Senate Majority Leader Mitch McConnell of Ky., during a news conference on on Capitol Hill in Washington, Monday, July 27, 2020, to highlight their proposal for the next coronavirus stimulus bill. McConnell is joined by, from left, Sen. John Cornyn, R-Texas, Sen. Lamar Alexander, R-Tenn., Sen. Roy Blunt, R-Mo., Sen. Richard Shelby, R-Ala., Sen. Tim Scott, R-S.C., Sen. Lindsey Graham, R-S.C., and Sen. Mitt Romney, R-Utah. (AP Photo/Susan Walsh)

Both sides remain far apart in reaching a deal. But Democrats and Republicans do agree on a fresh round of stimulus checks in the area of $1,200, which would be similar to the Coronavirus Aid, Relief, and Economic Security (CARES) Act.

Ultimately, if a decision isn’t reached soon on unemployment checks it will be the U.S. economy that suffers going into September (and then the presidential election).

Economists at Wells Fargo estimate a dramatic loss in consumer spending power.

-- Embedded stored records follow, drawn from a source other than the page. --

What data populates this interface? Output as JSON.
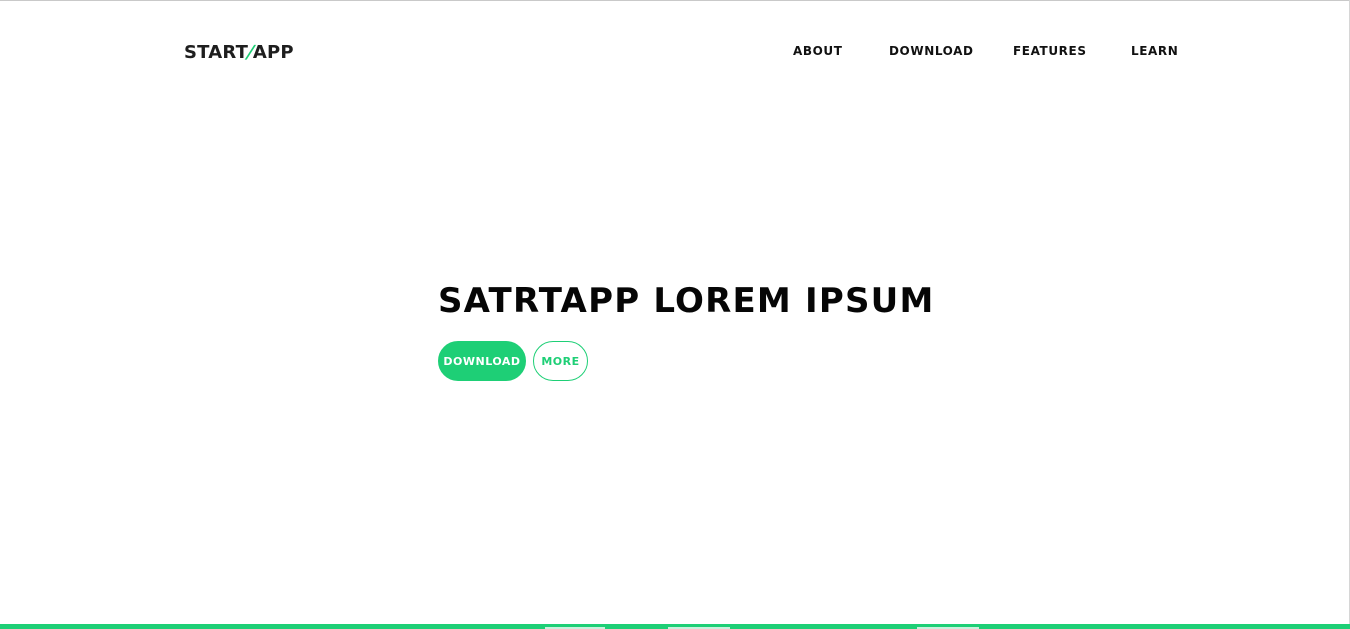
{
  "header": {
    "logo_left": "START",
    "logo_slash": "/",
    "logo_right": "APP",
    "nav": {
      "about": "ABOUT",
      "download": "DOWNLOAD",
      "features": "FEATURES",
      "learn": "LEARN"
    }
  },
  "hero": {
    "title": "SATRTAPP LOREM IPSUM",
    "primary_button": "DOWNLOAD",
    "secondary_button": "MORE"
  },
  "colors": {
    "accent": "#1ecf76",
    "text": "#060606",
    "background": "#ffffff"
  }
}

“If supplemental payments go to zero, we would expect to see a measurable hit to consumer spending. Over the past three months, consumer spending has averaged $1.1 trillion dollars a month. Assuming all of the lost income were to translate into a commensurate drop in personal consumption, all else equal, spending for August could be about $78 billion lower, a monthly decline in the neighborhood of 7%. Prior to the current crisis, the largest monthly decline on record was 2.1% in figures that go back to the 1950s,” wrote Wells Fargo senior economist Tim Quinlan in a note to clients.